Eine Frage der Glaubwürdigkeit. Stefan Jedlicka über doppelte Einkommen und Kritik daran.

Zwei Jobs? Viele Menschen gehen zwei bezahlten Tätigkeiten nach. Manche auch mehreren. Aus unterschiedlichen Gründen. Ob aus wirtschaftlicher Not oder weil sie aufgrund ihrer Position oder Qualifikation mehrfach gefragt sind. Daran ist grundsätzlich nichts verwerflich. Bei Politikern gelten allerdings andere Maßstäbe. Vor allem, weil ihre Ämter aus Steuergeldern finanziert und nicht von privaten Unternehmen bezahlt werden.

Der springende Punkt dabei: Können beide Jobs mit dem gebührenden Einsatz ausgeübt werden? Wenn ja, spricht auch in diesem Fall nichts dagegen. Gerade bei Bürgermeistern größerer Städte – wie in den aktuellen Fällen Babler (Traiskirchen) und Staska (Baden) ist das fraglich. Babler hat das durch seine Kündigung auch eingesehen, Staska nicht.

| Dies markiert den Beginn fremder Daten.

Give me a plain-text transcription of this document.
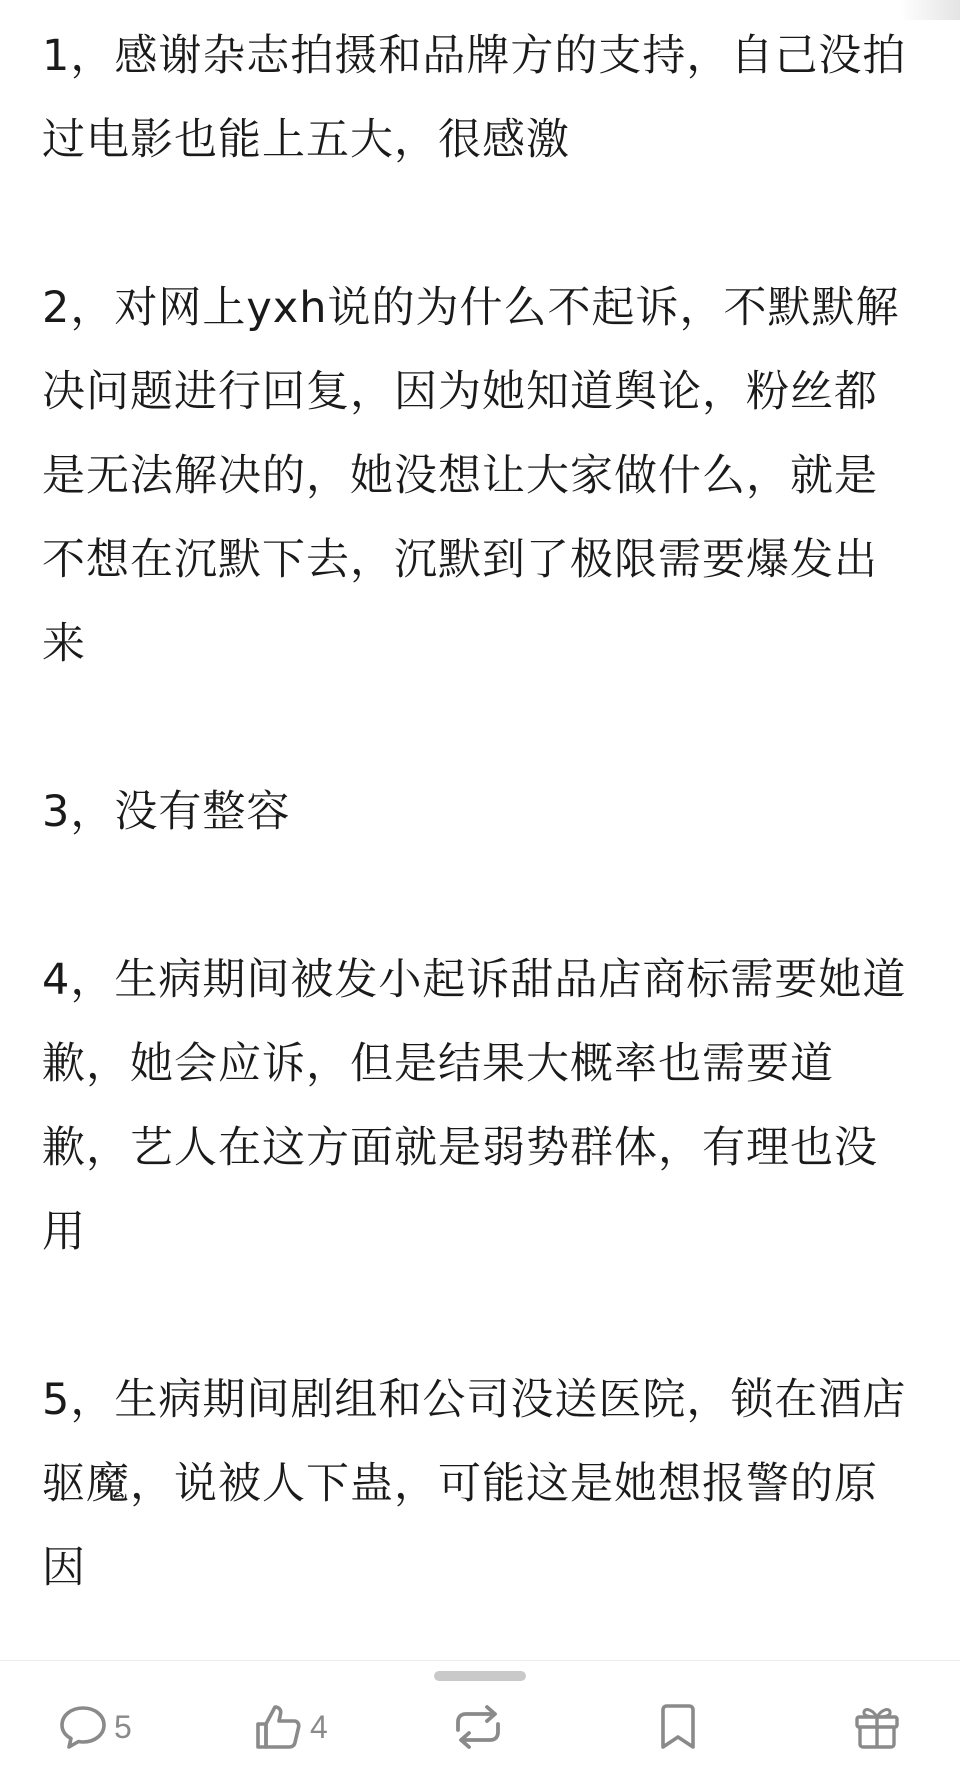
1，感谢杂志拍摄和品牌方的支持，自己没拍过电影也能上五大，很感激

2，对网上yxh说的为什么不起诉，不默默解决问题进行回复，因为她知道舆论，粉丝都是无法解决的，她没想让大家做什么，就是不想在沉默下去，沉默到了极限需要爆发出来

3，没有整容

4，生病期间被发小起诉甜品店商标需要她道歉，她会应诉，但是结果大概率也需要道歉，艺人在这方面就是弱势群体，有理也没用

5，生病期间剧组和公司没送医院，锁在酒店驱魔，说被人下蛊，可能这是她想报警的原因

5	4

Verwunderlich ist allerdings der Zeitpunkt der Aufregung auf Oppositionsseite. Die Zweitjobs waren nie geheim, schienen jedes Jahr im Budget auf. Der Aufschrei kam erst jetzt, als Babler seine Funktion freiwillig zurück legte. Effiziente Kontrolle hätte früher „aufdecken“ müssen. Jetzt zu schreien, ist billig.